Most novels have a hero. The protagonist is one of the main elements of any story. The Existentialist hero and the Science Fiction hero each have unique struggles. One thing that they both share is alienation. In Existentialism, the protagonist may face conflicts with morality, religion, or identity. These conflicts create a separation between the protagonist and society. Following the existential path always leads to individualism and self governance. The Science Fiction hero has a slightly different conflict. In most cases the protagonist is responsible for saving humanity. They inherit this responsibility because they have been given some power or a unique ability. The Science Fiction protagonist is the only one capable of saving humanity and if they fail or turn down their mission, humanity will cease to exist. This great deal of pressure creates the ultimate form of alienation. There is one distinct difference between the Existential protagonist’s alienation and the Science Fiction protagonist’s alienation. The Existential alienation results in betterment of the individual. The Science Fiction alienation results in the betterment of humanity. 

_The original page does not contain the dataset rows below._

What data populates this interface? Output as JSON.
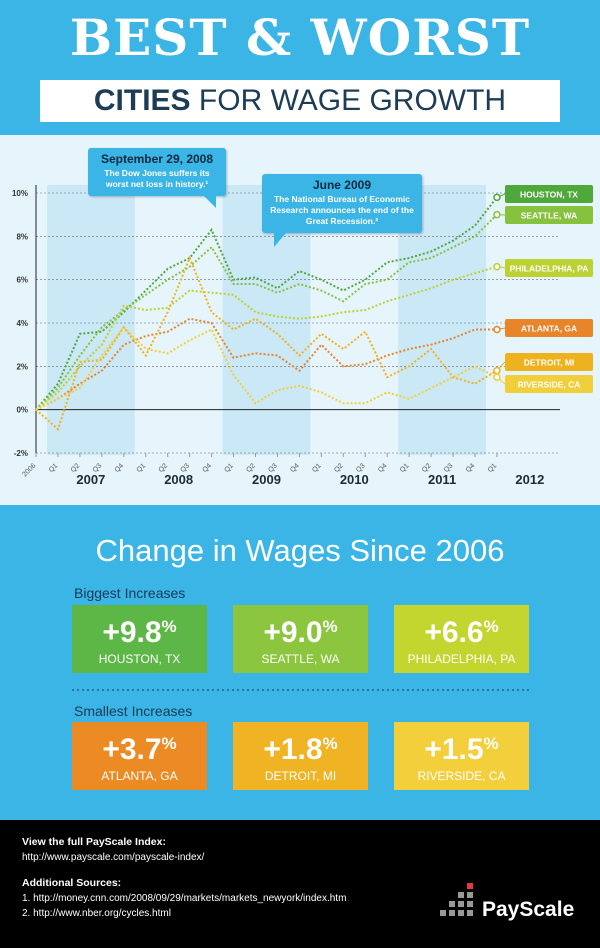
{
  "header": {
    "title": "BEST & WORST",
    "subtitle_bold": "CITIES",
    "subtitle_rest": "FOR WAGE GROWTH"
  },
  "chart_data": {
    "type": "line",
    "categories": [
      "2006",
      "Q1",
      "Q2",
      "Q3",
      "Q4",
      "Q1",
      "Q2",
      "Q3",
      "Q4",
      "Q1",
      "Q2",
      "Q3",
      "Q4",
      "Q1",
      "Q2",
      "Q3",
      "Q4",
      "Q1",
      "Q2",
      "Q3",
      "Q4",
      "Q1"
    ],
    "year_labels": [
      "2007",
      "2008",
      "2009",
      "2010",
      "2011",
      "2012"
    ],
    "ylim": [
      -2,
      10
    ],
    "yticks": [
      {
        "value": -2,
        "label": "-2%"
      },
      {
        "value": 0,
        "label": "0%"
      },
      {
        "value": 2,
        "label": "2%"
      },
      {
        "value": 4,
        "label": "4%"
      },
      {
        "value": 6,
        "label": "6%"
      },
      {
        "value": 8,
        "label": "8%"
      },
      {
        "value": 10,
        "label": "10%"
      }
    ],
    "grid": true,
    "series": [
      {
        "name": "HOUSTON, TX",
        "color": "#4fa83a",
        "values": [
          0,
          1.2,
          3.5,
          3.6,
          4.5,
          5.5,
          6.5,
          7.0,
          8.3,
          6.0,
          6.1,
          5.6,
          6.4,
          6.0,
          5.5,
          6.0,
          6.8,
          7.0,
          7.3,
          7.8,
          8.5,
          9.8
        ]
      },
      {
        "name": "SEATTLE, WA",
        "color": "#86c23d",
        "values": [
          0,
          1.0,
          2.5,
          3.8,
          4.6,
          5.3,
          6.0,
          6.6,
          7.5,
          5.8,
          5.8,
          5.4,
          5.8,
          5.5,
          5.0,
          5.8,
          6.0,
          6.8,
          7.0,
          7.5,
          8.0,
          9.0
        ]
      },
      {
        "name": "PHILADELPHIA, PA",
        "color": "#bdd132",
        "values": [
          0,
          0.8,
          2.0,
          3.0,
          4.8,
          4.6,
          4.7,
          5.5,
          5.4,
          5.3,
          4.5,
          4.3,
          4.2,
          4.3,
          4.5,
          4.6,
          5.0,
          5.3,
          5.6,
          6.0,
          6.3,
          6.6
        ]
      },
      {
        "name": "ATLANTA, GA",
        "color": "#e8842a",
        "values": [
          0,
          0.5,
          1.2,
          1.8,
          3.0,
          3.4,
          3.6,
          4.2,
          4.0,
          2.4,
          2.6,
          2.5,
          1.8,
          3.0,
          2.0,
          2.1,
          2.5,
          2.8,
          3.0,
          3.3,
          3.7,
          3.7
        ]
      },
      {
        "name": "DETROIT, MI",
        "color": "#efb21f",
        "values": [
          0,
          -0.9,
          2.2,
          2.3,
          3.8,
          2.5,
          4.5,
          7.0,
          4.5,
          3.7,
          4.2,
          3.5,
          2.5,
          3.5,
          2.8,
          3.6,
          1.5,
          2.0,
          2.8,
          1.5,
          1.2,
          1.8
        ]
      },
      {
        "name": "RIVERSIDE, CA",
        "color": "#f0cf3a",
        "values": [
          0,
          0.5,
          1.0,
          2.5,
          3.8,
          2.8,
          2.6,
          3.2,
          3.7,
          1.6,
          0.3,
          0.9,
          1.1,
          0.8,
          0.3,
          0.3,
          0.8,
          0.5,
          1.0,
          1.5,
          2.0,
          1.5
        ]
      }
    ],
    "annotations": [
      {
        "date": "September 29, 2008",
        "text": "The Dow Jones suffers its worst net loss in history.¹"
      },
      {
        "date": "June 2009",
        "text": "The National Bureau of Economic Research announces the end of the Great Recession.²"
      }
    ]
  },
  "summary": {
    "title": "Change in Wages Since 2006",
    "biggest_heading": "Biggest Increases",
    "biggest": [
      {
        "value": "+9.8",
        "unit": "%",
        "city": "HOUSTON, TX"
      },
      {
        "value": "+9.0",
        "unit": "%",
        "city": "SEATTLE, WA"
      },
      {
        "value": "+6.6",
        "unit": "%",
        "city": "PHILADELPHIA, PA"
      }
    ],
    "smallest_heading": "Smallest Increases",
    "smallest": [
      {
        "value": "+3.7",
        "unit": "%",
        "city": "ATLANTA, GA"
      },
      {
        "value": "+1.8",
        "unit": "%",
        "city": "DETROIT, MI"
      },
      {
        "value": "+1.5",
        "unit": "%",
        "city": "RIVERSIDE, CA"
      }
    ]
  },
  "footer": {
    "index_heading": "View the full PayScale Index:",
    "index_url": "http://www.payscale.com/payscale-index/",
    "sources_heading": "Additional Sources:",
    "sources": [
      "1. http://money.cnn.com/2008/09/29/markets/markets_newyork/index.htm",
      "2. http://www.nber.org/cycles.html"
    ],
    "logo": "PayScale"
  }
}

The mood and setting of a story is important to the overall plot and message the story conveys. Both Existentialist and Science Fiction literature have very dark and hopeless moods. In both genres, the dark vibes given off by the novels are misunderstood. In Existentialism, life can be given meaning through productive actions. This view should be seen positive because you are returning control to the individual and returning the hope that didn’t exist while giving hope to the divine power. Science Fiction is seen as grim because of the way it portrays technology and the future of humanity. Like Existentialism, Science Fiction offers a way to remedy the dismal future of humanity. Personal responsibility and self control are the answers for both Science Fiction and Existentialism. 

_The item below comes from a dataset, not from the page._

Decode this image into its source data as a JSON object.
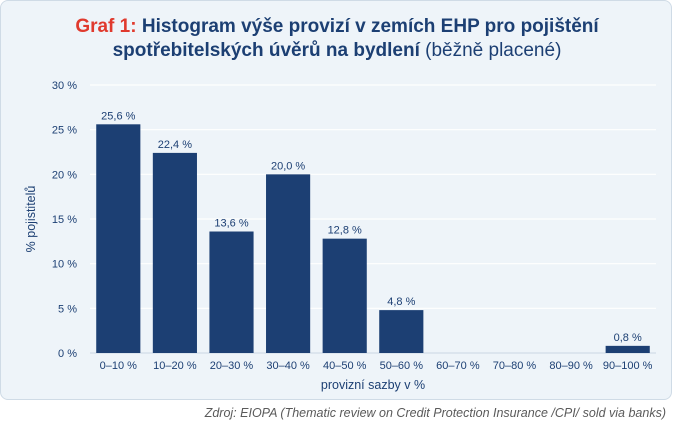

Existentialism and Science Fiction share many themes and styles. Both genres became popular as a response to social crisis. The need for guidance drives both forms of literature. Existentialism provides answers for those people looking for guidance on separating from a divine power and taking control of their actions. Science Fiction provides answers for controlling technology and using it for the good and not the evil. Alienation is present for both Science Fiction and Existentialism. Isolation gives the protagonists a chance to evaluate their circumstances on an individual level so that they can make the most sound choice. Choices are continuously being made, even after the completion of the novel. The choice usually involves guilt and innocence or salvation and distraction. Both genres aim to teach a lesson through writing, and ultimately save humanity.